It’s awhirl inside my head. The hormones are buzzing and I can almost feel it. Like my poky finger reaches inside the fuzz of soft cotton that my body has degenerated into, to feel the buzz, the movement and the violence inside.
As for my head, it has gone into standby mode. Sulking over the activity that the rest of the body has gone into overdrive over, the head says, “This is it! I hang.” And it does it with a vengeance.
The head pounds, the heart is pumping away, sending more than its share into the top storey. There is nothing I can do, but hold the head, moan a bit and then, resignedly sink back into the chair, wishing it were a soft mattress with a pillow and a comforter. But wishes are not horses and I have not yet learned to ride.
Meanwhile, the body is enjoying the trip – gleefully weaving its superiority over all things cerebral. There are parts of it that painfully throb; others seem woefully inadequate to bear the insidious trauma. The body is laughing all the way, like it’s got a free trip to the amusement park.

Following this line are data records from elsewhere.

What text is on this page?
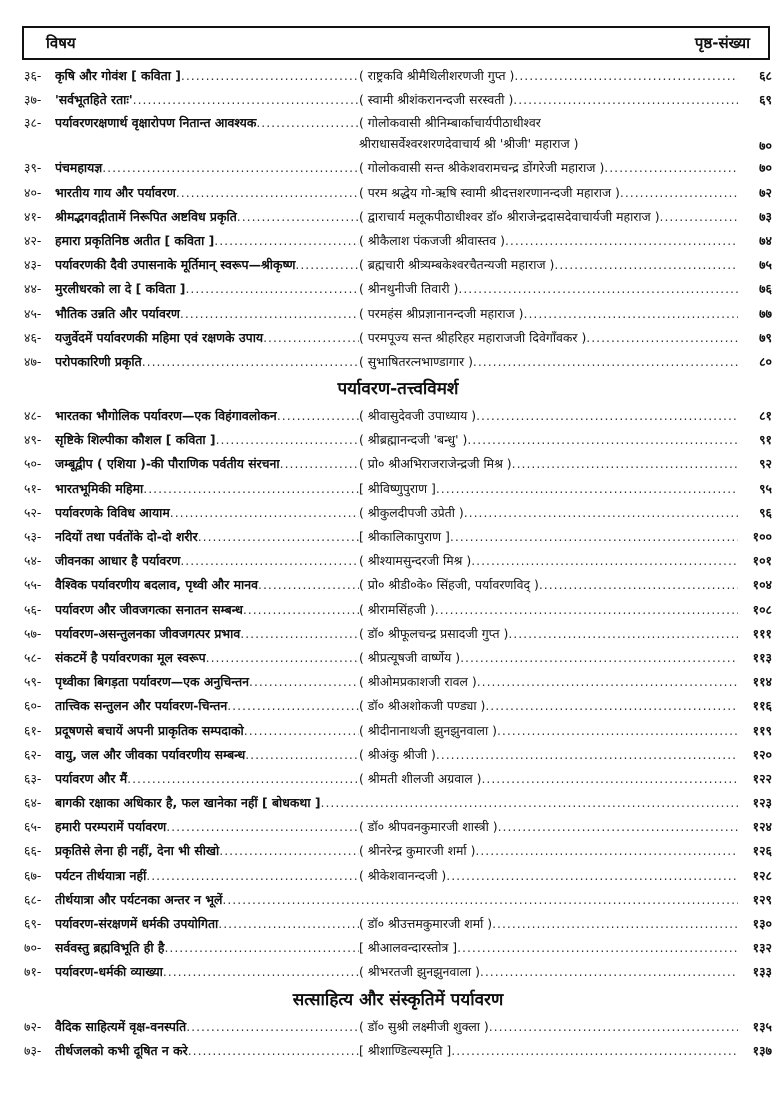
विषय	पृष्ठ-संख्या
३६-	कृषि और गोवंश [ कविता ] .....	( राष्ट्रकवि श्रीमैथिलीशरणजी गुप्त ) .....	६८
३७-	'सर्वभूतहिते रताः' .....	( स्वामी श्रीशंकरानन्दजी सरस्वती ) .....	६९
३८-	पर्यावरणरक्षणार्थ वृक्षारोपण नितान्त आवश्यक .....	( गोलोकवासी श्रीनिम्बार्काचार्यपीठाधीश्वर
श्रीराधासर्वेश्वरशरणदेवाचार्य श्री 'श्रीजी' महाराज )	७०
३९-	पंचमहायज्ञ .....	( गोलोकवासी सन्त श्रीकेशवरामचन्द्र डोंगरेजी महाराज ) .....	७०
४०-	भारतीय गाय और पर्यावरण .....	( परम श्रद्धेय गो-ऋषि स्वामी श्रीदत्तशरणानन्दजी महाराज ) .....	७२
४१-	श्रीमद्भगवद्गीतामें निरूपित अष्टविध प्रकृति .....	( द्वाराचार्य मलूकपीठाधीश्वर डॉ० श्रीराजेन्द्रदासदेवाचार्यजी महाराज ) .....	७३
४२-	हमारा प्रकृतिनिष्ठ अतीत [ कविता ] .....	( श्रीकैलाश पंकजजी श्रीवास्तव ) .....	७४
४३-	पर्यावरणकी दैवी उपासनाके मूर्तिमान् स्वरूप—श्रीकृष्ण .....	( ब्रह्मचारी श्रीत्र्यम्बकेश्वरचैतन्यजी महाराज ) .....	७५
४४-	मुरलीधरको ला दे [ कविता ] .....	( श्रीनथुनीजी तिवारी ) .....	७६
४५-	भौतिक उन्नति और पर्यावरण .....	( परमहंस श्रीप्रज्ञानानन्दजी महाराज ) .....	७७
४६-	यजुर्वेदमें पर्यावरणकी महिमा एवं रक्षणके उपाय .....	( परमपूज्य सन्त श्रीहरिहर महाराजजी दिवेगाँवकर ) .....	७९
४७-	परोपकारिणी प्रकृति .....	( सुभाषितरत्नभाण्डागार ) .....	८०
पर्यावरण-तत्त्वविमर्श
४८-	भारतका भौगोलिक पर्यावरण—एक विहंगावलोकन .....	( श्रीवासुदेवजी उपाध्याय ) .....	८१
४९-	सृष्टिके शिल्पीका कौशल [ कविता ] .....	( श्रीब्रह्मानन्दजी 'बन्धु' ) .....	९१
५०-	जम्बूद्वीप ( एशिया )-की पौराणिक पर्वतीय संरचना .....	( प्रो० श्रीअभिराजराजेन्द्रजी मिश्र ) .....	९२
५१-	भारतभूमिकी महिमा .....	[ श्रीविष्णुपुराण ] .....	९५
५२-	पर्यावरणके विविध आयाम .....	( श्रीकुलदीपजी उप्रेती ) .....	९६
५३-	नदियों तथा पर्वतोंके दो-दो शरीर .....	[ श्रीकालिकापुराण ] .....	१००
५४-	जीवनका आधार है पर्यावरण .....	( श्रीश्यामसुन्दरजी मिश्र ) .....	१०१
५५-	वैश्विक पर्यावरणीय बदलाव, पृथ्वी और मानव .....	( प्रो० श्रीडी०के० सिंहजी, पर्यावरणविद् ) .....	१०४
५६-	पर्यावरण और जीवजगत्का सनातन सम्बन्ध .....	( श्रीरामसिंहजी ) .....	१०८
५७-	पर्यावरण-असन्तुलनका जीवजगत्पर प्रभाव .....	( डॉ० श्रीफूलचन्द्र प्रसादजी गुप्त ) .....	१११
५८-	संकटमें है पर्यावरणका मूल स्वरूप .....	( श्रीप्रत्यूषजी वार्ष्णेय ) .....	११३
५९-	पृथ्वीका बिगड़ता पर्यावरण—एक अनुचिन्तन .....	( श्रीओमप्रकाशजी रावल ) .....	११४
६०-	तात्त्विक सन्तुलन और पर्यावरण-चिन्तन .....	( डॉ० श्रीअशोकजी पण्ड्या ) .....	११६
६१-	प्रदूषणसे बचायें अपनी प्राकृतिक सम्पदाको .....	( श्रीदीनानाथजी झुनझुनवाला ) .....	११९
६२-	वायु, जल और जीवका पर्यावरणीय सम्बन्ध .....	( श्रीअंकु श्रीजी ) .....	१२०
६३-	पर्यावरण और मैं .....	( श्रीमती शीलजी अग्रवाल ) .....	१२२
६४-	बागकी रक्षाका अधिकार है, फल खानेका नहीं [ बोधकथा ] .....	१२३
६५-	हमारी परम्परामें पर्यावरण .....	( डॉ० श्रीपवनकुमारजी शास्त्री ) .....	१२४
६६-	प्रकृतिसे लेना ही नहीं, देना भी सीखो .....	( श्रीनरेन्द्र कुमारजी शर्मा ) .....	१२६
६७-	पर्यटन तीर्थयात्रा नहीं .....	( श्रीकेशवानन्दजी ) .....	१२८
६८-	तीर्थयात्रा और पर्यटनका अन्तर न भूलें .....	१२९
६९-	पर्यावरण-संरक्षणमें धर्मकी उपयोगिता .....	( डॉ० श्रीउत्तमकुमारजी शर्मा ) .....	१३०
७०-	सर्ववस्तु ब्रह्मविभूति ही है .....	[ श्रीआलवन्दारस्तोत्र ] .....	१३२
७१-	पर्यावरण-धर्मकी व्याख्या .....	( श्रीभरतजी झुनझुनवाला ) .....	१३३
सत्साहित्य और संस्कृतिमें पर्यावरण
७२-	वैदिक साहित्यमें वृक्ष-वनस्पति .....	( डॉ० सुश्री लक्ष्मीजी शुक्ला ) .....	१३५
७३-	तीर्थजलको कभी दूषित न करे .....	[ श्रीशाण्डिल्यस्मृति ] .....	१३७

“I feel sick,” I tell the family. Members look up consideringly. I must be looking okay for they tell me in various ways, to chill and relax. “I don’t feel good,” I reiterate. I know now that the brain has absolutely no powers since somewhere, the nerves have gotten tangled and there are absolutely no verbal cues. The same words resound round and round and suddenly, I crave for oblivion. A drink. A sleeping pill. Anything that will stop this takeover.